Parmi tant de scènes insupportables, qui vous poursuivent dans votre sommeil et vous font cauchemarder, il y a une page où Rithy Panh raconte cette scène qu’il a filmé, où un paysan Cham crie face à l’ancien directeur d’une prison khmer rouge :

« Pourquoi tu m’as torturé ? » Et l’ancien tortionnaire de lui rétorquer : « Ce n’est pas comme ça que la question doit être posée. C’est à toi de savoir pourquoi tu es emprisonné ici. Si tu es ici, c’est que tu es coupable ! » Le paysan : «  Mais tu vois bien qu’on était innocents ! Et qu’on était des humains ! »

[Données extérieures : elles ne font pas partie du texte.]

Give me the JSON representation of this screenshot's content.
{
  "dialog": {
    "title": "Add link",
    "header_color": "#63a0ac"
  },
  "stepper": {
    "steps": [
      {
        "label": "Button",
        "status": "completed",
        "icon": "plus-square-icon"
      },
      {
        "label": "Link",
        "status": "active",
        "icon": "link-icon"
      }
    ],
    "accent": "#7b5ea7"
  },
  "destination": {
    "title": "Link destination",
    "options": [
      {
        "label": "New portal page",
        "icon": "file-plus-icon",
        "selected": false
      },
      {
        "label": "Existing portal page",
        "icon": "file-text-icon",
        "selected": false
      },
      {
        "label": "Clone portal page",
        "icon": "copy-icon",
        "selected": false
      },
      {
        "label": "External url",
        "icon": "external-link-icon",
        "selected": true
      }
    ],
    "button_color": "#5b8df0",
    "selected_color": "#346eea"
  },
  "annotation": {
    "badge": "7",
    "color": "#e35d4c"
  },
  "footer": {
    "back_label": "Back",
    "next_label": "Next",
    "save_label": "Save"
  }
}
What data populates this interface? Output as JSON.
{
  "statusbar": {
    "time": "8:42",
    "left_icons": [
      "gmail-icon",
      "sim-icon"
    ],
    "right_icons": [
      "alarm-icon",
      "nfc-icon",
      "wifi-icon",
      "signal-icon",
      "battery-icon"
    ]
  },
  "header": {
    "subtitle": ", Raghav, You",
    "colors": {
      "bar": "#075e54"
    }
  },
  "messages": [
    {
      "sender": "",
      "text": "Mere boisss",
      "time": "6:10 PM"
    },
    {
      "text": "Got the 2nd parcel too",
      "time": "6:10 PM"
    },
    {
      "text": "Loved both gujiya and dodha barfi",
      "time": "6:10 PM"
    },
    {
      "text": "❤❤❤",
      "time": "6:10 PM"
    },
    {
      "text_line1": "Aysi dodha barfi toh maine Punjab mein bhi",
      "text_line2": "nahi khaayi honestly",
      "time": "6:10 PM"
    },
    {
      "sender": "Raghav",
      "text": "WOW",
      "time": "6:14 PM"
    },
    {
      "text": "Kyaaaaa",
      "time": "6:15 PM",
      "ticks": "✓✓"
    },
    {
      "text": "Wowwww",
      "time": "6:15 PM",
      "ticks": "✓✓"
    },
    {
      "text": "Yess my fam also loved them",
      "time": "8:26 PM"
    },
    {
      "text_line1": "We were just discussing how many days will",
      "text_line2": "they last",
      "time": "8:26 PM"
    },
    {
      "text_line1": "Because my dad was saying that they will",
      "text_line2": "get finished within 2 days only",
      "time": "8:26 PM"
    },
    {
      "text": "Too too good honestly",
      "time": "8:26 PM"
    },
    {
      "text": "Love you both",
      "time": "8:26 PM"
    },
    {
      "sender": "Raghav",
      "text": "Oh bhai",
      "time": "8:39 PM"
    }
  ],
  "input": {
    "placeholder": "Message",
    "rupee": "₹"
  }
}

L’ancien bourreau que R. Panh dépeint comme un notable, se fige, ses gestes deviennent mécaniques. Il se lève et hurle : « Camarade ! Tu ne dois pas tuer les punaises qui te piquent. Elles sont élevées au rang de gardiens. »

Ces quelques paroles échangées vingt-huit ans après le massacre nous glacent le sang aussi car elles sont dites au présent. Comme si rien n’était passé… Elles attestent que dans la tête de ces criminels, toutes ces années depuis la fin du Kampuchea démocratique et ses procès, ne sont qu’une simple parenthèse. Sans doute, cela se ressent-il encore au Rwanda. Tout peut-il recommencer demain ?

Aucune repentance, aucune conscience du mal commis, donc aucun pardon demandé. Non, rien que la folie d’un système, la bonne conscience de démons à deux jambes qui croient qu’ils sont, eux, dans leur droit et dans leur mission, quand leurs victimes innocentes sont, elles, coupables de vivre et d’être ce qu’elles sont.

Quelle arme reste-t-il face à l’oblitération sous toutes ses formes depuis les nazis qui clamaient « Nicht schuldig, non coupable », jusqu’aux Turcs d’aujourd’hui qui nient en bloc – sauf une minorité – le génocide arménien ?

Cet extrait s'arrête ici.